Per una società avanzata come quella occidentale, sfruttare la fascia d’età tra i 20 e i 25 anni per procreare significherebbe, maggiormente per le donne, compromettere la loro formazione e di conseguenza anche le loro aspirazioni lavorative. Pertanto è importante, attraverso una nuova cultura e allo strumento economico, portare le donne a decidere di partorire nella fascia d’età tra i 25 e i 30 anni, in modo che il parto del primo figlio in media sia sotto i 30 anni.

La riduzione dell’età media per partorire il primo figlio è molto importante, perché influisce direttamente anche sul numero di figli che successivamente una coppia deciderà di avere.

Dopo i 30 anni, per una donna, il parto diventa sempre più pesante e rischioso, per cui non è difficile intuire perché dopo il primo figlio al massimo se ne partorisce solo un secondo.

Partorire il primo figlio nella fascia d’età compresa tra i 25 e i 30 permette alla donna di avere più energie e meno complicazioni nel compiere questa fatica, e magari, dopo averne già partoriti due, sarà più facile che possa decidere, prima di arrivare ai 37 anni, di partorirne un terzo.

Nel compiere questo cambiamento è estremamente importante il fattore culturale, nella stessa maniera come una certa cultura nociva è stata determinate nel portarci allo stato attuale.

Quando parlo di cultura nociva faccio riferimento a quella cultura prodotta dal troppo benessere che le nostre società hanno prodotto dopo la seconda guerra mondiale. Quel benessere che ci ha fatto vivere di più ma nello stesso tempo ci ha fatto dimenticare quali sono le vere cose importanti, dandoci una finzione rispetto a quello che è veramente reale. Parlo della nostra attuale visione della vita, fatta di serie televisive ed aperitivi, di convivenze senza figli o al massimo se i figli vogliono essere fatti vanno fatti dopo i 30 anni in quanto prima ci si rovina la “giovinezza” o si compromette la carriera, e sciocchezze di questo tipo.
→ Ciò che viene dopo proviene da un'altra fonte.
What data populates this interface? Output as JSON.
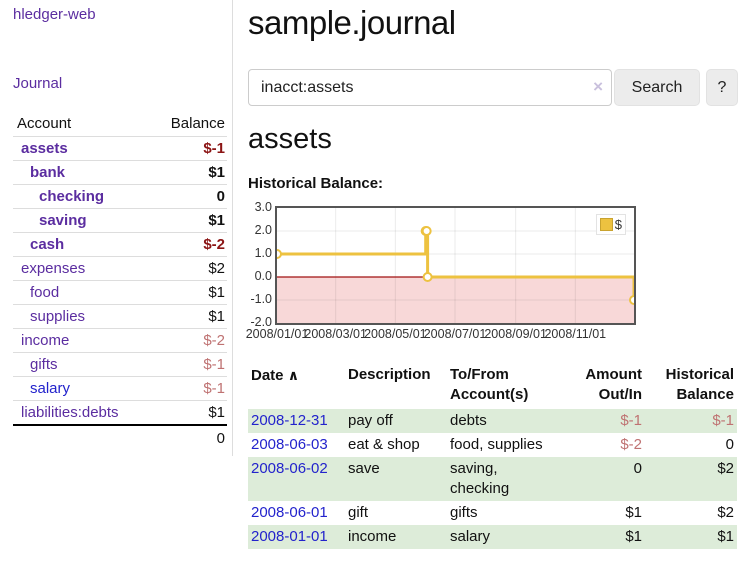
{
  "app": {
    "title": "hledger-web"
  },
  "sidebar": {
    "journal_link": "Journal",
    "table": {
      "account_header": "Account",
      "balance_header": "Balance",
      "accounts": [
        {
          "name": "assets",
          "balance": "$-1"
        },
        {
          "name": "bank",
          "balance": "$1"
        },
        {
          "name": "checking",
          "balance": "0"
        },
        {
          "name": "saving",
          "balance": "$1"
        },
        {
          "name": "cash",
          "balance": "$-2"
        },
        {
          "name": "expenses",
          "balance": "$2"
        },
        {
          "name": "food",
          "balance": "$1"
        },
        {
          "name": "supplies",
          "balance": "$1"
        },
        {
          "name": "income",
          "balance": "$-2"
        },
        {
          "name": "gifts",
          "balance": "$-1"
        },
        {
          "name": "salary",
          "balance": "$-1"
        },
        {
          "name": "liabilities:debts",
          "balance": "$1"
        }
      ],
      "total": "0"
    }
  },
  "header": {
    "title": "sample.journal"
  },
  "search": {
    "value": "inacct:assets",
    "button_label": "Search",
    "help_label": "?"
  },
  "icons": {
    "clear": "×",
    "sort_ascending": "∧"
  },
  "account_page": {
    "heading": "assets",
    "chart_label": "Historical Balance:"
  },
  "colors": {
    "link_purple": "#5b2da0",
    "link_blue": "#2323cc",
    "negative_dark": "#8b1414",
    "negative_light": "#bf7272",
    "row_stripe_green": "#ddecd9",
    "series_gold": "#edc240",
    "negative_region_pink": "#f8d8d8",
    "zero_line_maroon": "#a01010"
  },
  "chart_data": {
    "type": "line",
    "steps": true,
    "title": "Historical Balance:",
    "series": [
      {
        "name": "$",
        "color": "#edc240",
        "points": [
          [
            "2008-01-01",
            1
          ],
          [
            "2008-06-01",
            2
          ],
          [
            "2008-06-02",
            2
          ],
          [
            "2008-06-03",
            0
          ],
          [
            "2008-12-31",
            -1
          ]
        ]
      }
    ],
    "xlim": [
      "2008-01-01",
      "2008-12-31"
    ],
    "ylim": [
      -2,
      3
    ],
    "yticks": [
      "3.0",
      "2.0",
      "1.0",
      "0.0",
      "-1.0",
      "-2.0"
    ],
    "xticks": [
      {
        "date": "2008-01-01",
        "label": "2008/01/01"
      },
      {
        "date": "2008-03-01",
        "label": "2008/03/01"
      },
      {
        "date": "2008-05-01",
        "label": "2008/05/01"
      },
      {
        "date": "2008-07-01",
        "label": "2008/07/01"
      },
      {
        "date": "2008-09-01",
        "label": "2008/09/01"
      },
      {
        "date": "2008-11-01",
        "label": "2008/11/01"
      }
    ],
    "grid": true,
    "legend_position": "top-right",
    "negative_region_color": "#f8d8d8",
    "zero_line_color": "#a01010"
  },
  "transactions": {
    "columns": {
      "date": "Date",
      "description": "Description",
      "tofrom": "To/From Account(s)",
      "amount": "Amount Out/In",
      "balance": "Historical Balance"
    },
    "rows": [
      {
        "date": "2008-12-31",
        "description": "pay off",
        "accounts": "debts",
        "amount": "$-1",
        "balance": "$-1"
      },
      {
        "date": "2008-06-03",
        "description": "eat & shop",
        "accounts": "food, supplies",
        "amount": "$-2",
        "balance": "0"
      },
      {
        "date": "2008-06-02",
        "description": "save",
        "accounts": "saving, checking",
        "amount": "0",
        "balance": "$2"
      },
      {
        "date": "2008-06-01",
        "description": "gift",
        "accounts": "gifts",
        "amount": "$1",
        "balance": "$2"
      },
      {
        "date": "2008-01-01",
        "description": "income",
        "accounts": "salary",
        "amount": "$1",
        "balance": "$1"
      }
    ]
  }
}
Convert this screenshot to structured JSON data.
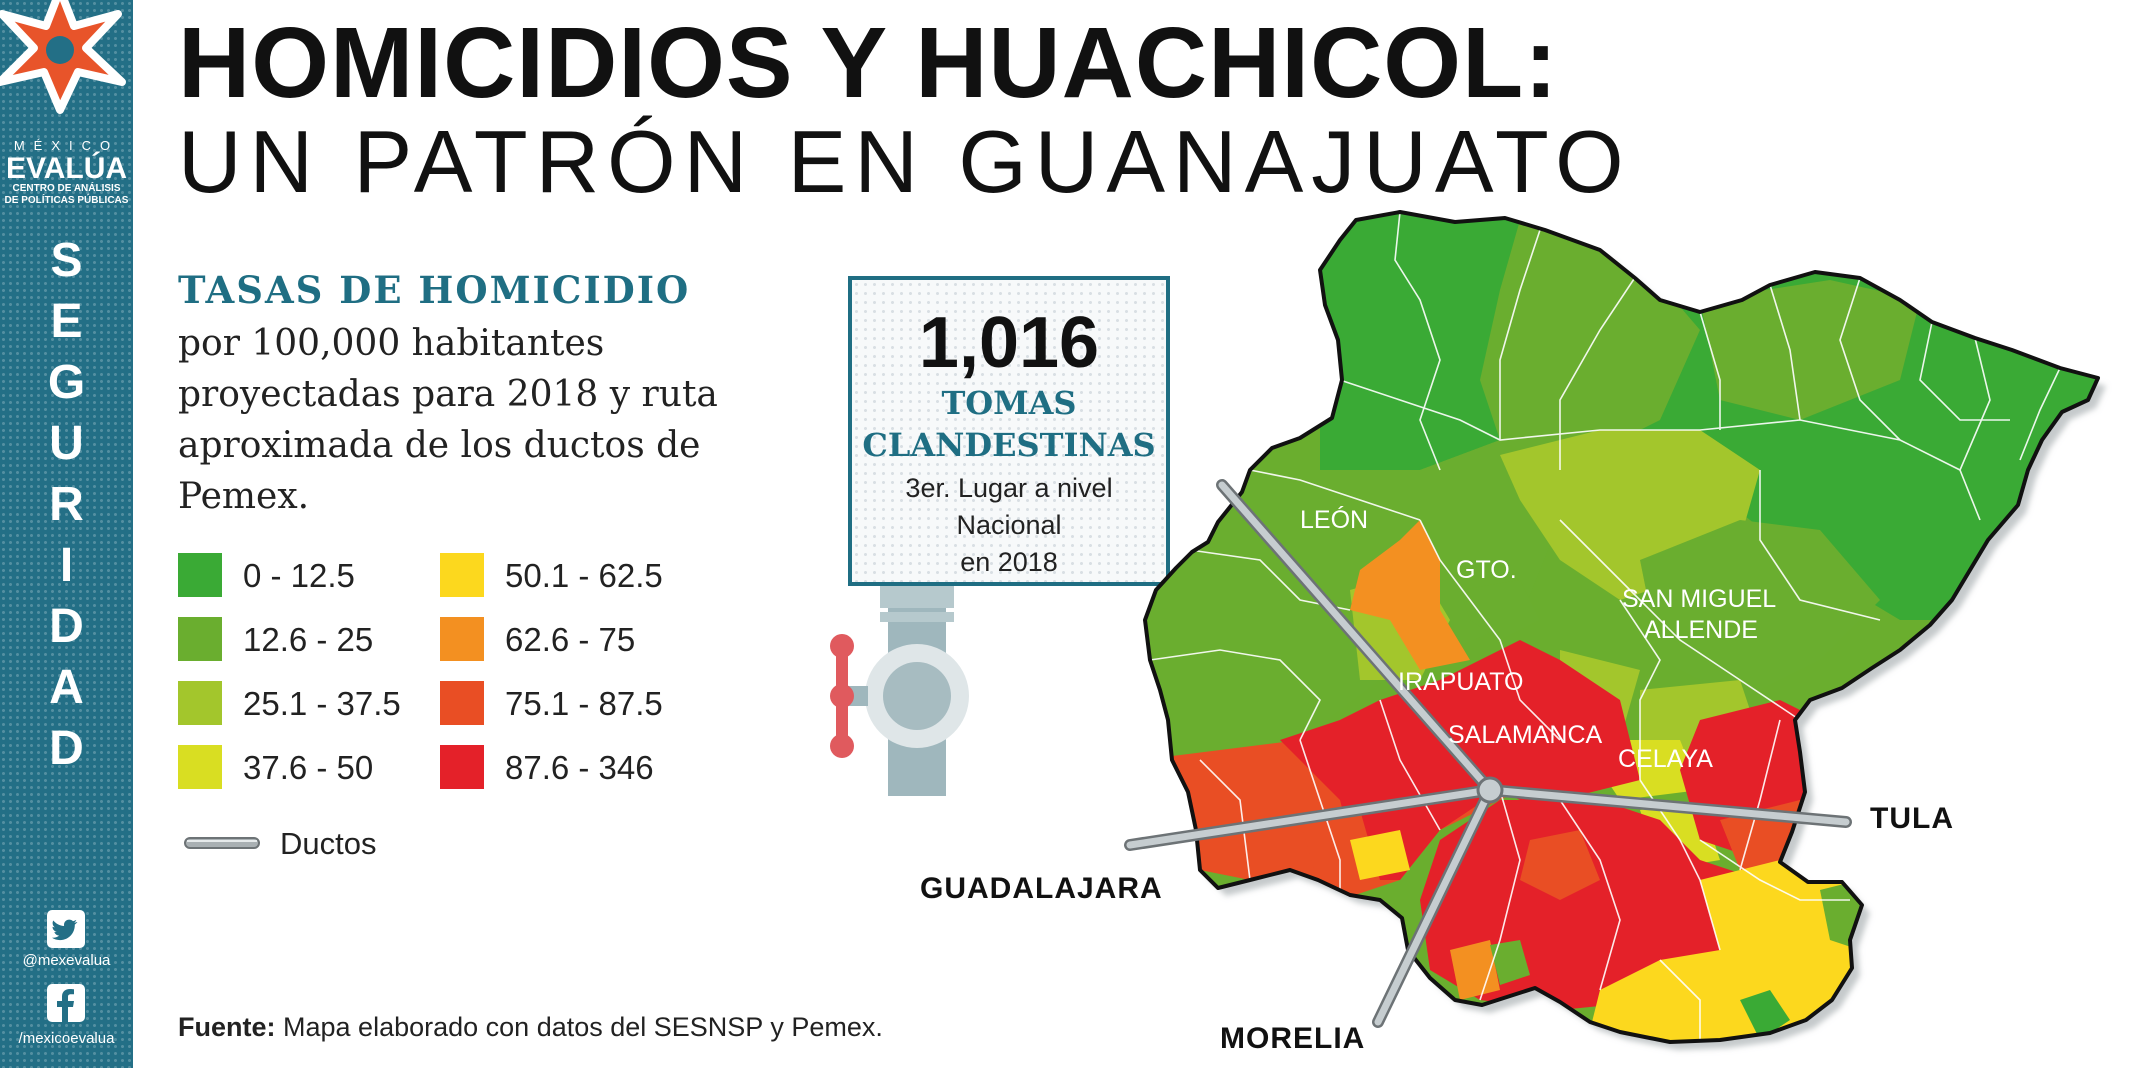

Altro fattore che ci ha profondamente danneggiati è la troppa importanza data all’economia, che ci ha trasformati in un paese economicista. Il benessere che un paese economicista come il nostro ha prodotto ci ha rammolliti, rendendoci sofisticati sulle cose inutili e facendoci distogliere l’attenzione dalle cose importanti. Abbiamo smarrito il vero senso di come si sta al mondo, e da questo ne è derivata la traiettoria che come popolo abbiamo intrapreso e che ci ha portati nella condizione attuale.

Ormai come popolo benestante ed economicista le uniche fatiche che accettiamo sono solo quelle lavorative, perché abbiamo l’idea che l’economia sia la cosa più importante di questo mondo; tant’è che è diventata il fine ultimo della nostra esistenza, quando invece dovrebbe essere solo uno strumento che un popolo utilizza per il raggiungimento dei suoi obiettivi: ad esempio, sostenere la natalità.

Da una situazione così degradata diventa necessario fare un enorme lavoro per cambiare questa cultura, e intraprendere azioni per una nuova pedagogia nazionale. Questo lavoro deve essere fatto subito in quanto non abbiamo più tempo: c’è il pericolo che il progressivo invecchiamento della popolazione porti nei prossimi anni ad avere un numero di donne in età fertile talmente ridotto che non sarà sufficiente per invertire la rotta, a meno che non si vorrà chiedere, alle donne fertili rimaste, di partorire un numero elevato di figli!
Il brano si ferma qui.